# tearing off cedar shakes



## ponch37300 (Nov 27, 2007)

i am tearing off myroof and have two layers plus cedar shakes on it. What is the best way to rip the shakes off. Go from the side or start at the top or bottom? Thanks for any advice on this


----------



## OldNBroken (Jun 11, 2008)

experiment. Sometimes it's easier to go up, sometimes down, sometimes side to side.


----------



## mikey48 (Dec 6, 2007)

Use a flat shovel, get under the shakes and pop the shakes by pushing the shovel handel downward. They should pop off.


----------



## OldNBroken (Jun 11, 2008)

actually, flat, d-handled pitchforks (potato forks) work best.


----------



## parkerfairfield (Apr 28, 2007)

OldNBroken said:


> actually, flat, d-handled pitchforks (potato forks) work best.


I'd definitely agree on the pitchforks.

Also - it's the CLEAN UP that will kill you.

I take it you're going to be DIYing ... so some ideas:


if your roof is so steep you need to use a hand to steady yourself when you walk on it, it's too step to DIY.
get a bunch of 50gal garbage buckets to throw debris into as you go along
don't overload the garbage bucket - the more it weighs, the better your chance of either having it pull you off the roof or when you're pulling it, you may put your foot through the skipped sheathing
if you live in a bad weather area... be prepared for it. Synthetic felt is the best. Make sure you have nails to nail it down.
start early
drink water until you're done for the day
have more people than you think you'll need
if it's your first time - have some people walking garbage buckets while others work ...
start on the FARTHEST section from the dumpster / dumptruck, and work towards the dumpster.
have everyone work on ONE section at a time until they have a clue. Watching does help. As does a speed competition
NEVER EVER step on anything that is not nailed down - even a flat bar can become a ski.
When your sliding, PLAN your fall - TRY to hit the chimney. If none, then a tree. If there's no tree, try to land on a bush. Grab at EVERYTHING (never at anyONE - as they'll fall on top of you) and your last resort is the gutter.
after you've done your tear off - get a blower on the roof & blow off all of the dust - it's slippery
drink a lot of water
never throw debris to the ground - it's tons of work. figure out how you can get it straight from the roof to the dumptruck with ONE throw.
put plastic on the ground between the house & the dumpster
if it's got a little bit of dry rot - cut it out and replace it.

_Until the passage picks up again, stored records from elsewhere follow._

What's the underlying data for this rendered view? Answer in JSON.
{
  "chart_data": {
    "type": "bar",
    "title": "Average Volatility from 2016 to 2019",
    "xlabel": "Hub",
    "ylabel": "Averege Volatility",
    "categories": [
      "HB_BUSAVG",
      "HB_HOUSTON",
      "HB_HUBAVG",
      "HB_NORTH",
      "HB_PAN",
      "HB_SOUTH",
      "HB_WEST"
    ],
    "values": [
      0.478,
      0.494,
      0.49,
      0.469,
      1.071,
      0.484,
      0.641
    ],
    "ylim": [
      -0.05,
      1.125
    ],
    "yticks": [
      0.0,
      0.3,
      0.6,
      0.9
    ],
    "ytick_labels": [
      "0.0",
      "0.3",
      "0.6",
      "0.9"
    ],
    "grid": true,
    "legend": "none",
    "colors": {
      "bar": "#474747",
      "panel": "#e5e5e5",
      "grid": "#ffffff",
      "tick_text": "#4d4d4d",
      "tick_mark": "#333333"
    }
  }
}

That section wont be expose for another 30 years. do it right.
 
Good luck.

Oh, and take a lot of pictures that you can post when your done - it makes us feel good.


----------



## OldNBroken (Jun 11, 2008)

Don't forget to tell em to drink lots of water! lol

One of the worst things on a tearoff is having to handle it more than once. Like he said, try any way you can to get it from the roof straight into the truck/dumpster. The tearoff will seem like gravy compared to cleaning it all up from the ground when you're done. It may not look like a lot of material when it's laying on that roof, but once it's piled on the ground...your opinion of that changes quick


----------



## parkerfairfield (Apr 28, 2007)

Hey ... cover the driveway with OSB if you're worried about where they drop the dumpster.

If you can't get the dumpster close, you're not trying hard enough.

Who's doing the shingling? Rent a nail gun ... and figure out the APPLICATION.

Always replace your metal ... including the chimney saddle.

What's a saddle you say? Maybe you should go to the roofing supply and troll for a roofer.


----------



## mikey48 (Dec 6, 2007)

Pay the extra cash and have the new shingles delivered to the roof. Lot of good advice in this thread. I did one of my houses which had a steep pitch and I handled all the debri twice. The 15 year roof lasted 16 years and I just paid to have it done 2 years ago. Hardest I have ever worked in my life.


----------



## parkerfairfield (Apr 28, 2007)

mikey48 said:


> Pay the extra cash and have the new shingles delivered to the roof. Lot of good advice in this thread. I did one of my houses which had a steep pitch and I handled all the debri twice. The 15 year roof lasted 16 years and I just paid to have it done 2 years ago. Hardest I have ever worked in my life.


OMG. Great point. Those of us that roof for a living take roof top delivery for granted.


----------